All of this makes HBO's Harry Potter series more than just another prestige adaptation. For Radcliffe, it offers a convenient escape hatch. His child can discover Hogwarts without having to watch their own father grow up on screen.

The series, based once again on J. K. Rowling's books, is set to introduce a new, far younger cast to a story that remains commercially indestructible despite fierce cultural arguments around its creator. Dominic McLaughlin will take on the role of Harry Potter, with the first eight-episode season scheduled to launch in early 2027.

The timing is almost poetic. By then, Radcliffe will be far enough removed from the films to be a generational step, not a direct comparison. His son or daughter may well come to him, at some point, and ask the obvious question: 'Did you really play him first?'

There is something almost self-effacing — and perhaps a little protective — in his decision to start them elsewhere.

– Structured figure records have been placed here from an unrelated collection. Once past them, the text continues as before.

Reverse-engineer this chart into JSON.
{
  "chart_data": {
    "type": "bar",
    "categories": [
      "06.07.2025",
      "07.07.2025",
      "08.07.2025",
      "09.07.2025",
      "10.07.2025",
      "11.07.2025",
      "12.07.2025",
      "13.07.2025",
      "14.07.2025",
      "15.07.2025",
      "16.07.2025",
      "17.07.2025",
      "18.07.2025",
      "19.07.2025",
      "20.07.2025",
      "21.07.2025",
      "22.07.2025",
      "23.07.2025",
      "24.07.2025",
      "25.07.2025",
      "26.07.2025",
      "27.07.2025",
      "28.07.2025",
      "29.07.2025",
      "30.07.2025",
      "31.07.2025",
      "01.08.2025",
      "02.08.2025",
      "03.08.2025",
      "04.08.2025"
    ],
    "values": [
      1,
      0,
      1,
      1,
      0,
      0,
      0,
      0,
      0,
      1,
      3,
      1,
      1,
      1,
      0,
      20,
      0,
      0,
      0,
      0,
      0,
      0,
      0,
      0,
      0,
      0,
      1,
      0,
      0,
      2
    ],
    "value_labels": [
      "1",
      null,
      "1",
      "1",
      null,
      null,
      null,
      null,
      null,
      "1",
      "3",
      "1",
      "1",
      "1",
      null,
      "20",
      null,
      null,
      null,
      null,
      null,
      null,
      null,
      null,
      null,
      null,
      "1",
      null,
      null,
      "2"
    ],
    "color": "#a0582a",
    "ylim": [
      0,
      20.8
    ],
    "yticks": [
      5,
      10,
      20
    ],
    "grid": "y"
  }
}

Let them fall for the story, he seems to be saying, not for the mythology of dad-as-child-star.

Let them enter the world of Hogwarts cleanly, without the strange distortion of watching a parent age in fast-forward from one film to the next.

And if later, when they are older, they are curious enough to queue up the originals, they will find a nervous, determined boy who does not much like watching himself — but changed the course of his life, and modern cinema, all the same.